First of all, thanks a lot for this marvellous library :slight_smile: !

I have started using PyMC (v4) a month ago and have run several experiments to try to speed up my models as much as possible.
I have several questions concerning the internal functioning of PyMC to understand my results and I cannot find a clear answer in the PyMC documentation. Here are my questions:

  1. When I run “pm.sample” (with the default arguments) does PyMC uses Jax or does aesare compile the model to C ?

  2. I have noticed a significant speed up of my model when I use PyMC (pm.sample) versus PyStan and I have noticed that several CPU cores are used for a single chain. Is this behavior related to the BLAS librairies ? If yes, how does it work in practice ? And is the behavior controlled by Jax, aesara ? I am not sure to understand what is happening under the hood. What does BLAS in practice ?

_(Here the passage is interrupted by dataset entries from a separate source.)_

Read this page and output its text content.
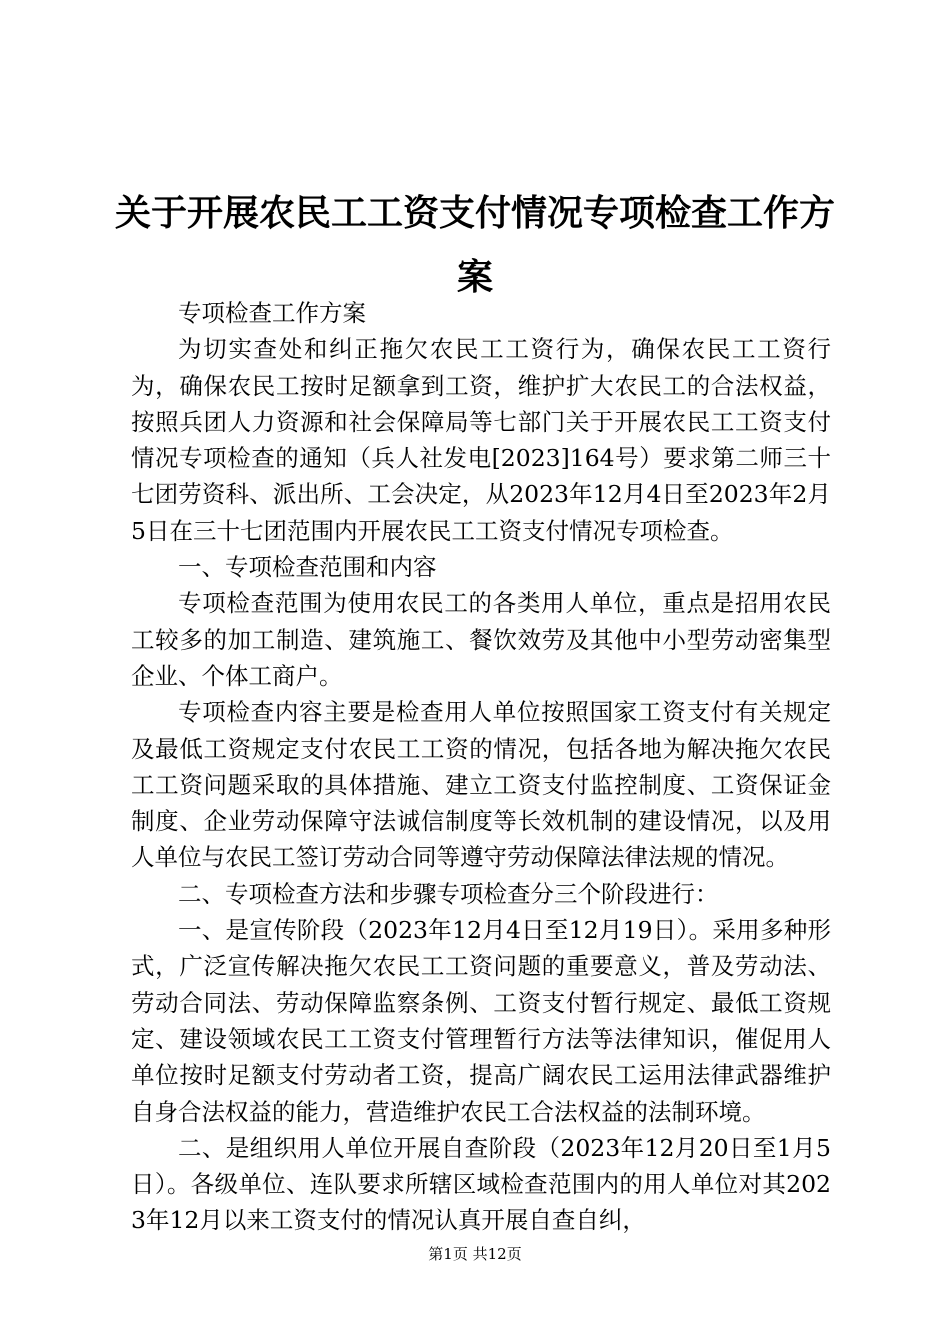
关于开展农民工工资支付情况专项检查工作方案

专项检查工作方案

为切实查处和纠正拖欠农民工工资行为，确保农民工工资行为，确保农民工按时足额拿到工资，维护扩大农民工的合法权益，按照兵团人力资源和社会保障局等七部门关于开展农民工工资支付情况专项检查的通知（兵人社发电[2023]164号）要求第二师三十七团劳资科、派出所、工会决定，从2023年12月4日至2023年2月5日在三十七团范围内开展农民工工资支付情况专项检查。

一、专项检查范围和内容

专项检查范围为使用农民工的各类用人单位，重点是招用农民工较多的加工制造、建筑施工、餐饮效劳及其他中小型劳动密集型企业、个体工商户。

专项检查内容主要是检查用人单位按照国家工资支付有关规定及最低工资规定支付农民工工资的情况，包括各地为解决拖欠农民工工资问题采取的具体措施、建立工资支付监控制度、工资保证金制度、企业劳动保障守法诚信制度等长效机制的建设情况，以及用人单位与农民工签订劳动合同等遵守劳动保障法律法规的情况。

二、专项检查方法和步骤专项检查分三个阶段进行：

一、是宣传阶段（2023年12月4日至12月19日）。采用多种形式，广泛宣传解决拖欠农民工工资问题的重要意义，普及劳动法、劳动合同法、劳动保障监察条例、工资支付暂行规定、最低工资规定、建设领域农民工工资支付管理暂行方法等法律知识，催促用人单位按时足额支付劳动者工资，提高广阔农民工运用法律武器维护自身合法权益的能力，营造维护农民工合法权益的法制环境。

二、是组织用人单位开展自查阶段（2023年12月20日至1月5日）。各级单位、连队要求所辖区域检查范围内的用人单位对其2023年12月以来工资支付的情况认真开展自查自纠，

第1页 共12页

  3. In the documentation it is written that the model can be compiled to jax. If I use “pm.sample” with jax installed, does it mean that the model will run on jax and the sampler on C ?

  4. When I run this “jx.sample_numpyro_nuts”, does this mean that the sampling will also leverage Jax ? I am not 100% sure of understanding the asset of using this.

  5. When I run “jx.sample_numpyro_nuts” on a GPU, am I right to assume that the sampling happends on the CPU and the computation (matrix operations, gradient computation etc.) use the GPU ?

  6. When I run the model on a GPU I also notice a signifcant speed up when I use float32 instead of float64, is it due to the fact that it is lighter to transfer information from the CPU to GPU ?

I now this is a lot of questions for a message but I really could use some clarifications and I hope those questions could help others too :slight_smile: !

Many thanks in advance !

2 Likes

These are all great questions

In that case the model logp and dlogp are compiled into the default Aesara backend which is C. You can change the default by setting aesara.config.mode = ”JAX" (or “NUMBA”). Sampling happens with the PyMC pure python NUTS algorithm.

When you compile to C with Aesara, some models will automatically rely on BLAS for faster computation. BLAS operations (most common GEMM) can use multiprocessing for speedup. You can read more about it in Aesara docs here: https://aesara.readthedocs.io/en/latest/tutorial/multi_cores.html

No. As mentioned on the first reply, by default your model will be compiled to C and run on a Python sampler. You can change the default mode manually to JAX, but calling pm.sample will still use the python NUTS sampler. Only the model logp and dlogp backend changes.

Yes. The numpyro nuts sampler is completely written in JAX instead of python. This can provide great speedup because NUTS is basically a bunch of nested loops which Python is notoriously slow at. It’s also possible that XLA provides some other advantages for NUTS algorithms but I don’t know it. There’s also a sampler written in rust by one of PyMC code developers that shows the same sort of speedups, probably for the same reasons: GitHub - aseyboldt/nutpie: Python wrapper for nuts-rs

I think everything happens on the GPU (or CPU if that’s the default you set for JAX) but I could be wrong. It might also be possible to configure it at runtime via some kwargs to sample_numpyro_nuts. You would have to check.

Most GPUs operate natively in float32 and are therefore much faster when working with float32. This is a well known behavior. Some TPUs go even further and get speedups from operating on float16. Deep learning folk say they don’t need the extra precision. It’s unclear if that’s the case for Bayesian inference.

1 Like